Velvet Spirit is a fantastic debut album from Florida’s Cathedral Bells. Songwriter and multi-instrumentalist Matt Messore has crafted a dimension of hazy and wondrous melodies, where dreams run free along a platform glimmering synths and twinkling shoegaze. Every song has a thick finish of reverb and delay, the vocals are moody and effervescent. Various textures, hues and rhythms coalesce, forming an ocean that ebbs and flows to the deepest recesses of human emotion.

Although Messore borrows heavily from contemporaries such as My Bloody Valentine and Joy Division. The consistent aesthetic is what gives Velvet Spirit its own charm. The confines of the genre that he works around with does not limit the album at all, instead he uses it as a playground to invent and explore. At first listen, it may seem like each track doesn’t have much variation from the next.
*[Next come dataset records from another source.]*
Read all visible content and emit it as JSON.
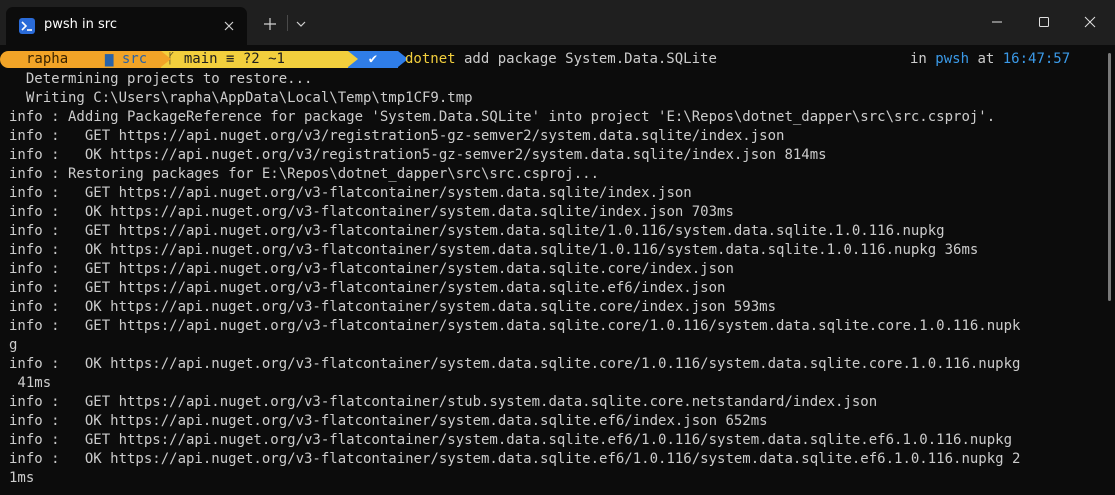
{
  "window": {
    "tab_title": "pwsh in src"
  },
  "prompt": {
    "user": "rapha",
    "dir": "src",
    "git": "main ≡ ?2 ~1",
    "status_glyph": "✔",
    "command_exe": "dotnet",
    "command_args": " add package System.Data.SQLite",
    "right_in": "in ",
    "shell": "pwsh",
    "right_at": " at ",
    "time": "16:47:57"
  },
  "output": [
    "  Determining projects to restore...",
    "  Writing C:\\Users\\rapha\\AppData\\Local\\Temp\\tmp1CF9.tmp",
    "info : Adding PackageReference for package 'System.Data.SQLite' into project 'E:\\Repos\\dotnet_dapper\\src\\src.csproj'.",
    "info :   GET https://api.nuget.org/v3/registration5-gz-semver2/system.data.sqlite/index.json",
    "info :   OK https://api.nuget.org/v3/registration5-gz-semver2/system.data.sqlite/index.json 814ms",
    "info : Restoring packages for E:\\Repos\\dotnet_dapper\\src\\src.csproj...",
    "info :   GET https://api.nuget.org/v3-flatcontainer/system.data.sqlite/index.json",
    "info :   OK https://api.nuget.org/v3-flatcontainer/system.data.sqlite/index.json 703ms",
    "info :   GET https://api.nuget.org/v3-flatcontainer/system.data.sqlite/1.0.116/system.data.sqlite.1.0.116.nupkg",
    "info :   OK https://api.nuget.org/v3-flatcontainer/system.data.sqlite/1.0.116/system.data.sqlite.1.0.116.nupkg 36ms",
    "info :   GET https://api.nuget.org/v3-flatcontainer/system.data.sqlite.core/index.json",
    "info :   GET https://api.nuget.org/v3-flatcontainer/system.data.sqlite.ef6/index.json",
    "info :   OK https://api.nuget.org/v3-flatcontainer/system.data.sqlite.core/index.json 593ms",
    "info :   GET https://api.nuget.org/v3-flatcontainer/system.data.sqlite.core/1.0.116/system.data.sqlite.core.1.0.116.nupk",
    "g",
    "info :   OK https://api.nuget.org/v3-flatcontainer/system.data.sqlite.core/1.0.116/system.data.sqlite.core.1.0.116.nupkg",
    " 41ms",
    "info :   GET https://api.nuget.org/v3-flatcontainer/stub.system.data.sqlite.core.netstandard/index.json",
    "info :   OK https://api.nuget.org/v3-flatcontainer/system.data.sqlite.ef6/index.json 652ms",
    "info :   GET https://api.nuget.org/v3-flatcontainer/system.data.sqlite.ef6/1.0.116/system.data.sqlite.ef6.1.0.116.nupkg",
    "info :   OK https://api.nuget.org/v3-flatcontainer/system.data.sqlite.ef6/1.0.116/system.data.sqlite.ef6.1.0.116.nupkg 2",
    "1ms"
  ],
  "colors": {
    "background": "#0c0c0c",
    "titlebar": "#1f1f1f",
    "prompt_orange": "#f2a427",
    "prompt_yellow": "#f2cf3d",
    "prompt_blue": "#2f7de8",
    "accent_blue": "#3b9ae8"
  },
  "icons": {
    "tab": "powershell-icon",
    "close_tab": "close-icon",
    "new_tab": "plus-icon",
    "dropdown": "chevron-down-icon",
    "minimize": "minimize-icon",
    "maximize": "maximize-icon",
    "close_window": "close-icon"
  }
}
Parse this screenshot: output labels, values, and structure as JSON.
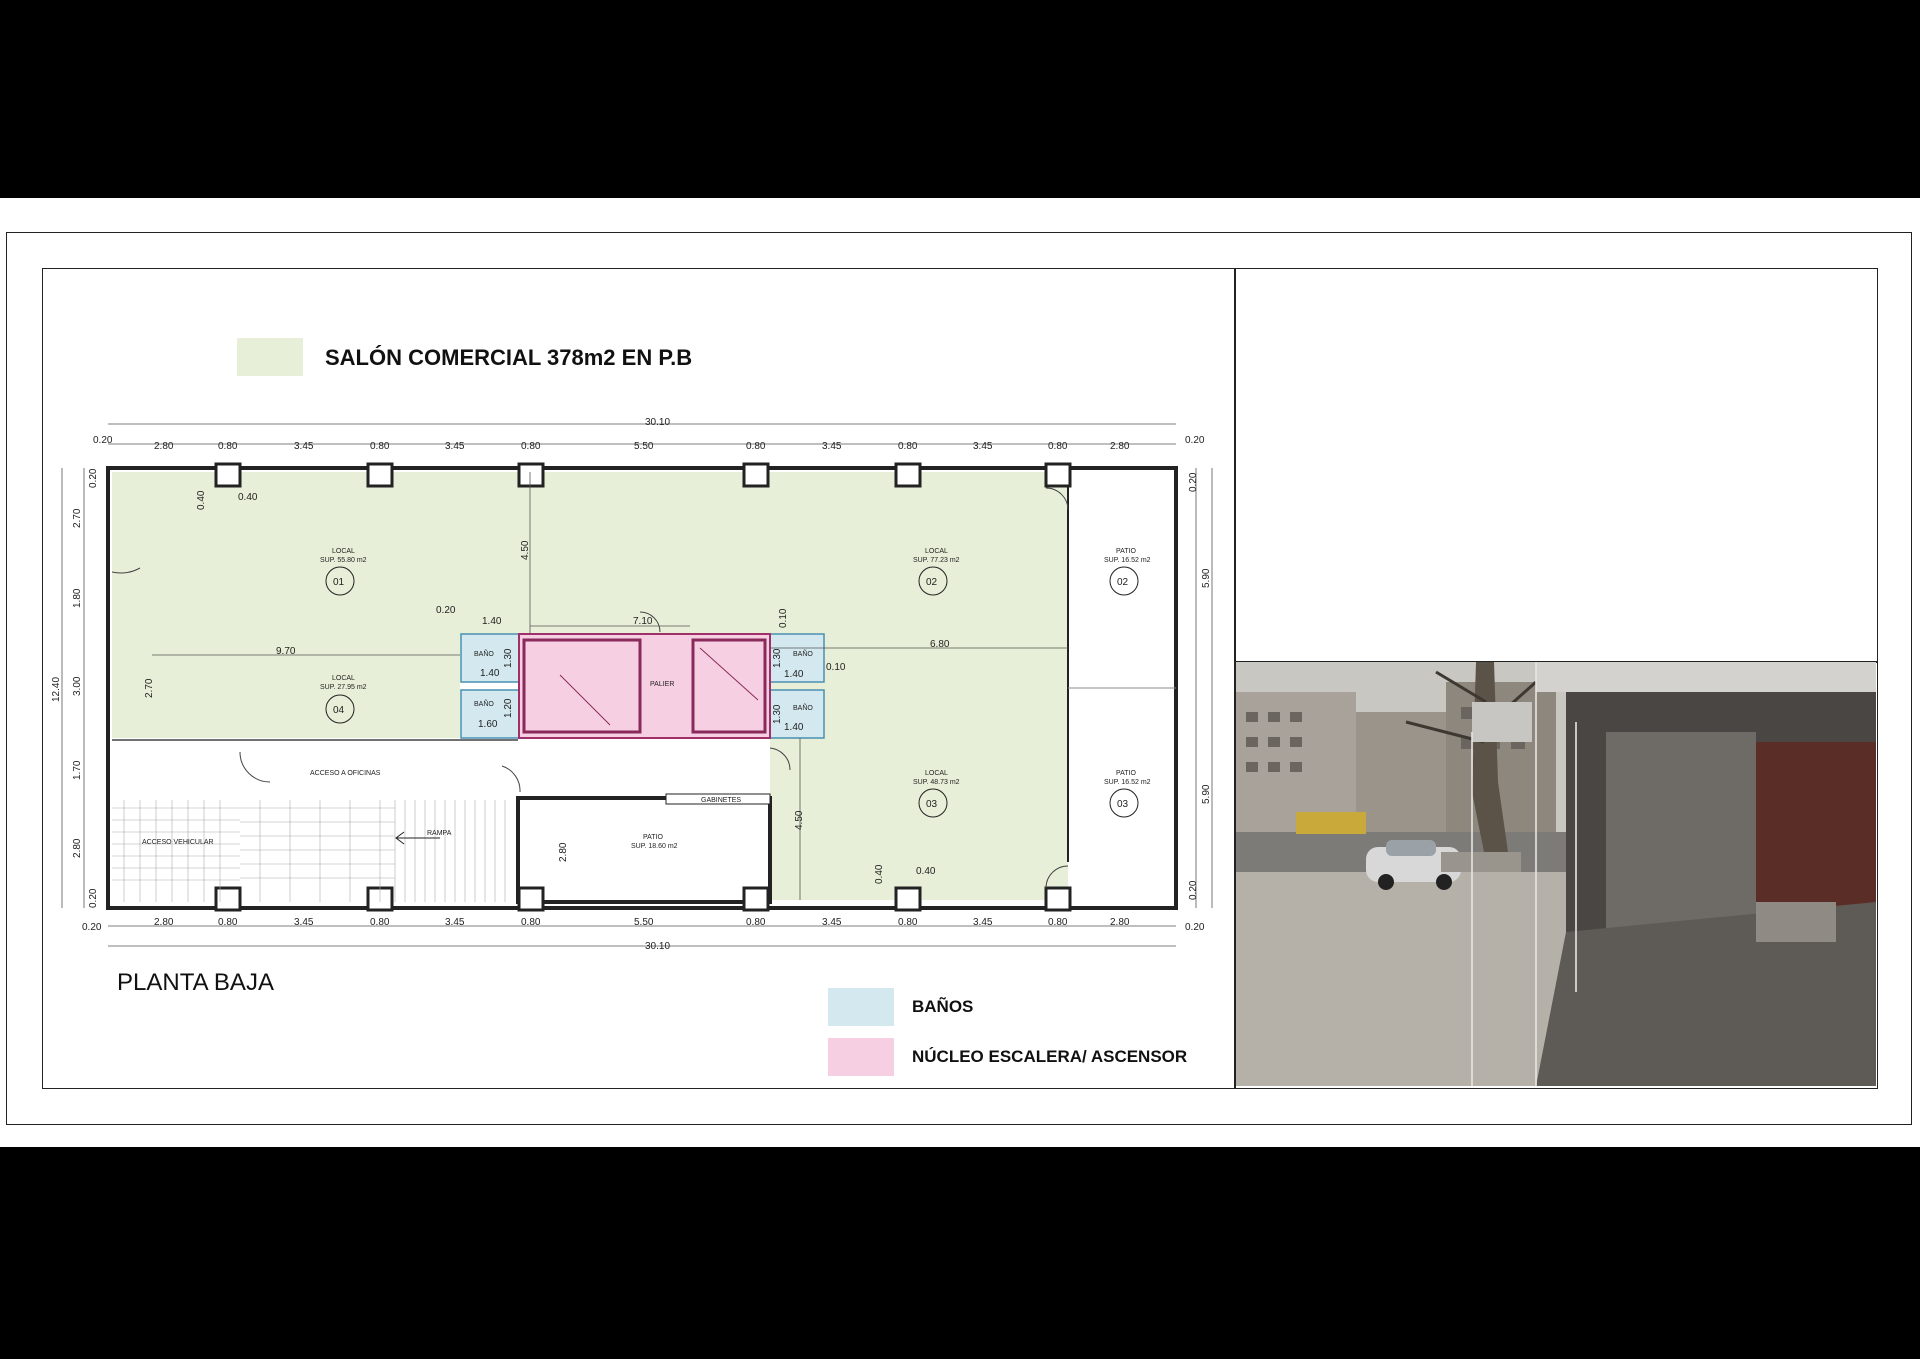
{
  "title": "SALÓN COMERCIAL 378m2 EN P.B",
  "plan_label": "PLANTA BAJA",
  "colors": {
    "salon": "#e8efd8",
    "banos": "#d4e9ef",
    "nucleo": "#f7cfe2",
    "wall": "#222222"
  },
  "legend": {
    "banos": "BAÑOS",
    "nucleo": "NÚCLEO ESCALERA/ ASCENSOR"
  },
  "dims": {
    "total": "30.10",
    "edge": "0.20",
    "top": [
      "2.80",
      "0.80",
      "3.45",
      "0.80",
      "3.45",
      "0.80",
      "5.50",
      "0.80",
      "3.45",
      "0.80",
      "3.45",
      "0.80",
      "2.80"
    ],
    "bottom": [
      "2.80",
      "0.80",
      "3.45",
      "0.80",
      "3.45",
      "0.80",
      "5.50",
      "0.80",
      "3.45",
      "0.80",
      "3.45",
      "0.80",
      "2.80"
    ],
    "left": [
      "0.20",
      "2.70",
      "1.80",
      "3.00",
      "1.70",
      "2.80",
      "0.20"
    ],
    "left_total": "12.40",
    "right": [
      "0.20",
      "5.90",
      "5.90",
      "0.20"
    ],
    "inner": {
      "d040a": "0.40",
      "d040b": "0.40",
      "d450a": "4.50",
      "d020": "0.20",
      "d140a": "1.40",
      "d710": "7.10",
      "d010a": "0.10",
      "d970": "9.70",
      "d680": "6.80",
      "d130a": "1.30",
      "d140b": "1.40",
      "d010b": "0.10",
      "d270": "2.70",
      "d130b": "1.30",
      "d120": "1.20",
      "d160": "1.60",
      "d140c": "1.40",
      "d450b": "4.50",
      "d280": "2.80",
      "d040c": "0.40",
      "d040d": "0.40"
    }
  },
  "rooms": {
    "local01": {
      "name": "LOCAL",
      "sup": "SUP. 55.80 m2",
      "num": "01"
    },
    "local02": {
      "name": "LOCAL",
      "sup": "SUP. 77.23 m2",
      "num": "02"
    },
    "local04": {
      "name": "LOCAL",
      "sup": "SUP. 27.95 m2",
      "num": "04"
    },
    "local03": {
      "name": "LOCAL",
      "sup": "SUP. 48.73 m2",
      "num": "03"
    },
    "patio02": {
      "name": "PATIO",
      "sup": "SUP. 16.52 m2",
      "num": "02"
    },
    "patio03": {
      "name": "PATIO",
      "sup": "SUP. 16.52 m2",
      "num": "03"
    },
    "patio_c": {
      "name": "PATIO",
      "sup": "SUP. 18.60 m2"
    },
    "bano1": "BAÑO",
    "bano2": "BAÑO",
    "bano3": "BAÑO",
    "bano4": "BAÑO",
    "palier": "PALIER",
    "acceso_oficinas": "ACCESO A OFICINAS",
    "acceso_vehicular": "ACCESO VEHICULAR",
    "rampa": "RAMPA",
    "gabinetes": "GABINETES"
  }
}
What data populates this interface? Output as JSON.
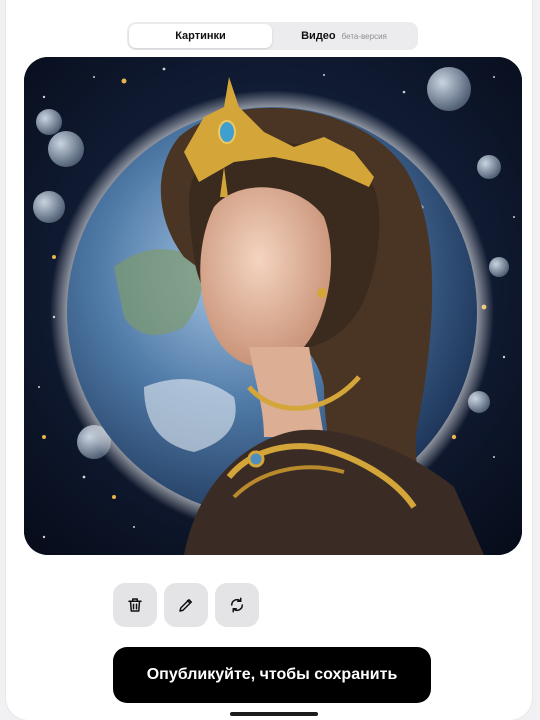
{
  "tabs": {
    "images": "Картинки",
    "video": "Видео",
    "video_badge": "бета-версия",
    "active": "images"
  },
  "image": {
    "alt": "Girl with golden crown in front of planet Earth among stars"
  },
  "toolbar": {
    "delete_icon": "trash-icon",
    "edit_icon": "pencil-icon",
    "regenerate_icon": "refresh-icon"
  },
  "publish_button": "Опубликуйте, чтобы сохранить",
  "colors": {
    "accent": "#000000",
    "gold": "#d4a63a",
    "space": "#0a1327"
  }
}
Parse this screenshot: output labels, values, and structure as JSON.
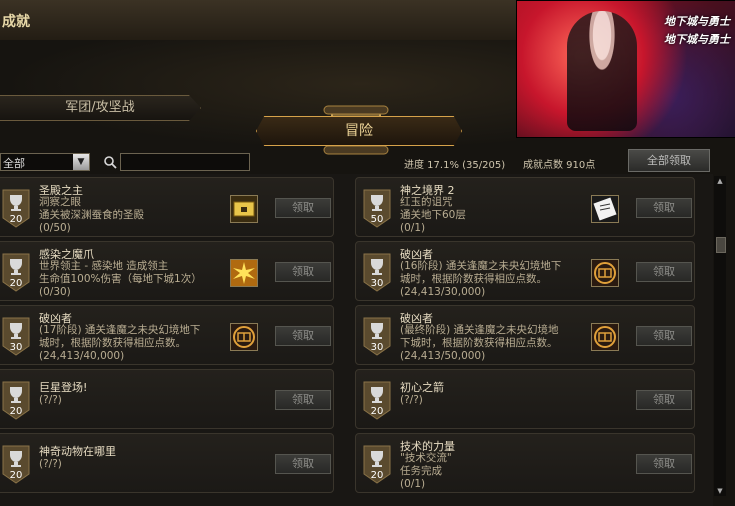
{
  "window": {
    "title": "成就"
  },
  "banner": {
    "logo_line1": "地下城与勇士",
    "logo_line2": "地下城与勇士"
  },
  "tabs": {
    "legion": "军团/攻坚战",
    "adventure": "冒险"
  },
  "toolbar": {
    "filter_value": "全部",
    "search_value": "",
    "progress": "进度  17.1% (35/205)",
    "points": "成就点数 910点",
    "claim_all": "全部领取"
  },
  "achievements": [
    {
      "name": "圣殿之主",
      "desc": "洞察之眼\n通关被深渊蚕食的圣殿",
      "progress": "(0/50)",
      "points": "20",
      "claim": "领取",
      "icon": "chest-icon"
    },
    {
      "name": "神之境界 2",
      "desc": "红玉的诅咒\n通关地下60层",
      "progress": "(0/1)",
      "points": "50",
      "claim": "领取",
      "icon": "scroll-paper-icon"
    },
    {
      "name": "感染之魔爪",
      "desc": "世界领主 - 感染地      造成领主\n生命值100%伤害（每地下城1次）",
      "progress": "(0/30)",
      "points": "20",
      "claim": "领取",
      "icon": "golden-burst-icon"
    },
    {
      "name": "破凶者",
      "desc": "(16阶段) 通关逢魔之未央幻境地下\n城时，根据阶数获得相应点数。",
      "progress": "(24,413/30,000)",
      "points": "30",
      "claim": "领取",
      "icon": "emblem-icon"
    },
    {
      "name": "破凶者",
      "desc": "(17阶段) 通关逢魔之未央幻境地下\n城时，根据阶数获得相应点数。",
      "progress": "(24,413/40,000)",
      "points": "30",
      "claim": "领取",
      "icon": "emblem-icon"
    },
    {
      "name": "破凶者",
      "desc": "(最终阶段) 通关逢魔之未央幻境地\n下城时，根据阶数获得相应点数。",
      "progress": "(24,413/50,000)",
      "points": "30",
      "claim": "领取",
      "icon": "emblem-icon"
    },
    {
      "name": "巨星登场!",
      "desc": "",
      "progress": "(?/?)",
      "points": "20",
      "claim": "领取",
      "icon": ""
    },
    {
      "name": "初心之箭",
      "desc": "",
      "progress": "(?/?)",
      "points": "20",
      "claim": "领取",
      "icon": ""
    },
    {
      "name": "神奇动物在哪里",
      "desc": "",
      "progress": "(?/?)",
      "points": "20",
      "claim": "领取",
      "icon": ""
    },
    {
      "name": "技术的力量",
      "desc": "\"技术交流\"\n任务完成",
      "progress": "(0/1)",
      "points": "20",
      "claim": "领取",
      "icon": ""
    }
  ],
  "colors": {
    "accent": "#d6a24a",
    "badge": "#5a4a2e",
    "text": "#d9d2bf"
  }
}
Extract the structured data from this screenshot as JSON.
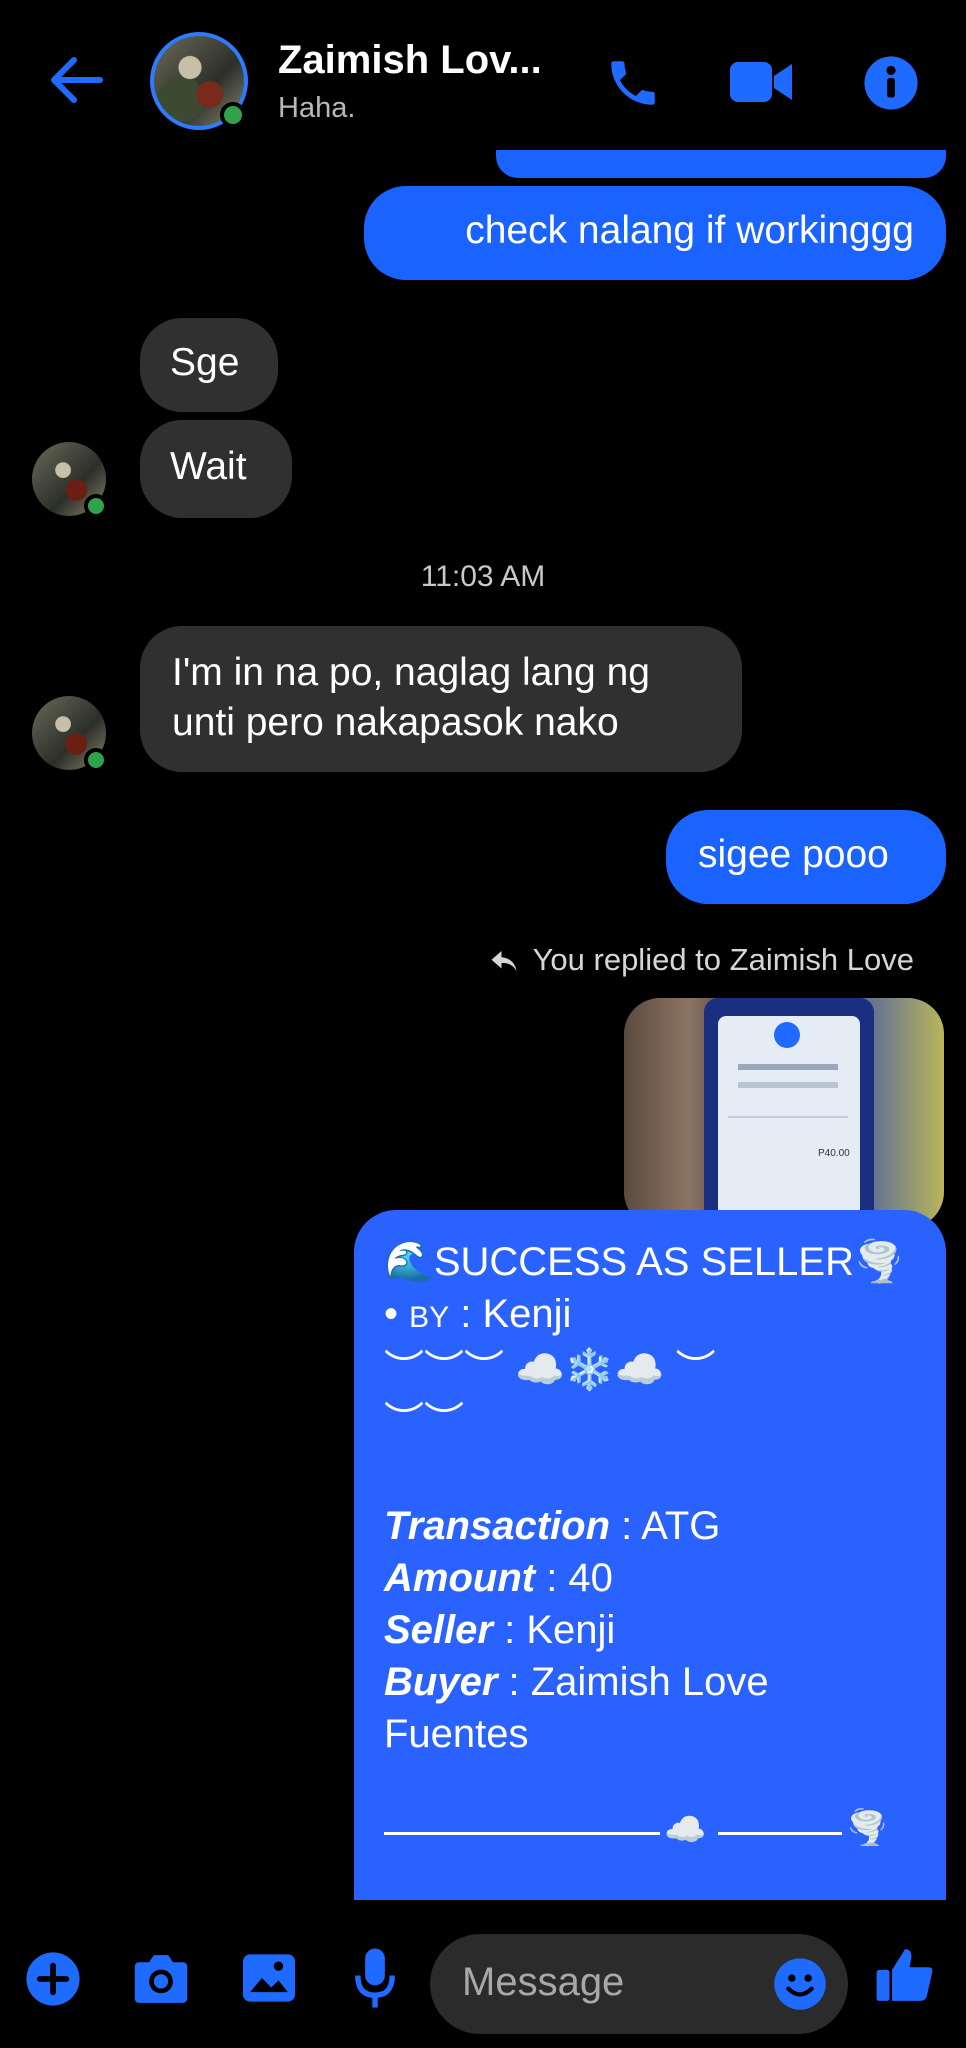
{
  "header": {
    "contact_name": "Zaimish Lov...",
    "status": "Haha.",
    "accent": "#1f6bff"
  },
  "messages": [
    {
      "from": "me",
      "text": "check nalang if workinggg"
    },
    {
      "from": "them",
      "text": "Sge"
    },
    {
      "from": "them",
      "text": "Wait"
    },
    {
      "from": "them",
      "text_line1": "I'm in na po, naglag lang ng",
      "text_line2": "unti pero nakapasok nako"
    },
    {
      "from": "me",
      "text": "sigee pooo"
    }
  ],
  "timestamp": "11:03 AM",
  "reply_note": "You replied to Zaimish Love",
  "photo_amount": "P40.00",
  "card": {
    "title": "SUCCESS AS SELLER",
    "by_label": "BY",
    "by_value": "Kenji",
    "deco_line1": "︶︶︶ ☁️❄️☁️ ︶",
    "deco_line2": "︶︶",
    "transaction_label": "Transaction",
    "transaction_value": "ATG",
    "amount_label": "Amount",
    "amount_value": "40",
    "seller_label": "Seller",
    "seller_value": "Kenji",
    "buyer_label": "Buyer",
    "buyer_value_line1": "Zaimish Love",
    "buyer_value_line2": "Fuentes"
  },
  "composer": {
    "placeholder": "Message"
  }
}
But there are very subtle adjustments from start to end that you can see a clear difference from the first to the last track.

“Ephemeral” as the title suggests, is hard to grasp, embellished with a bit of jangle and sauntering in with glowing radiance and a sizzling bass line. “In Absentia” feels like a dream that you may have had in the 80’s after a trip to a neon-tinted record store. “Reflection” takes on a moody vibe, with laid-back airy vocals that strongly contrasts the urgency of the blistering percussion, creating a tense atmosphere. 

“Lucid” takes a bit of a breather at the midpoint. Everything is stripped down in this instrumental, and it feels like the flowing of the tide across the islands, signaling a shift in pace for the rest of the album.

In “Time Capsule” the textures are more solid and defined, slightly veering away from the airiness and gliding towards new wave/synthpop ala The Cure. “A Passing Phase” takes in a more post-punk spirit, with a throbbing drum and bass rhythm that the other elements are constantly catching up to. “Ethereal Shadow” is a bright and shimmering light show that ends the kaleidoscopic journey.

Velvet Spirit is an impressive debut. Messore recorded the entire project at home, but it doesn’t sound like a stripped-down or exploratory production at all. Each song is full to the brim, and crafted with such care and precision that you would expect from a seasoned musician. Reality hasn’t really been us doing a lot of favors lately, and if you want to dip into a daydream for a lovely escape, this is the perfect album.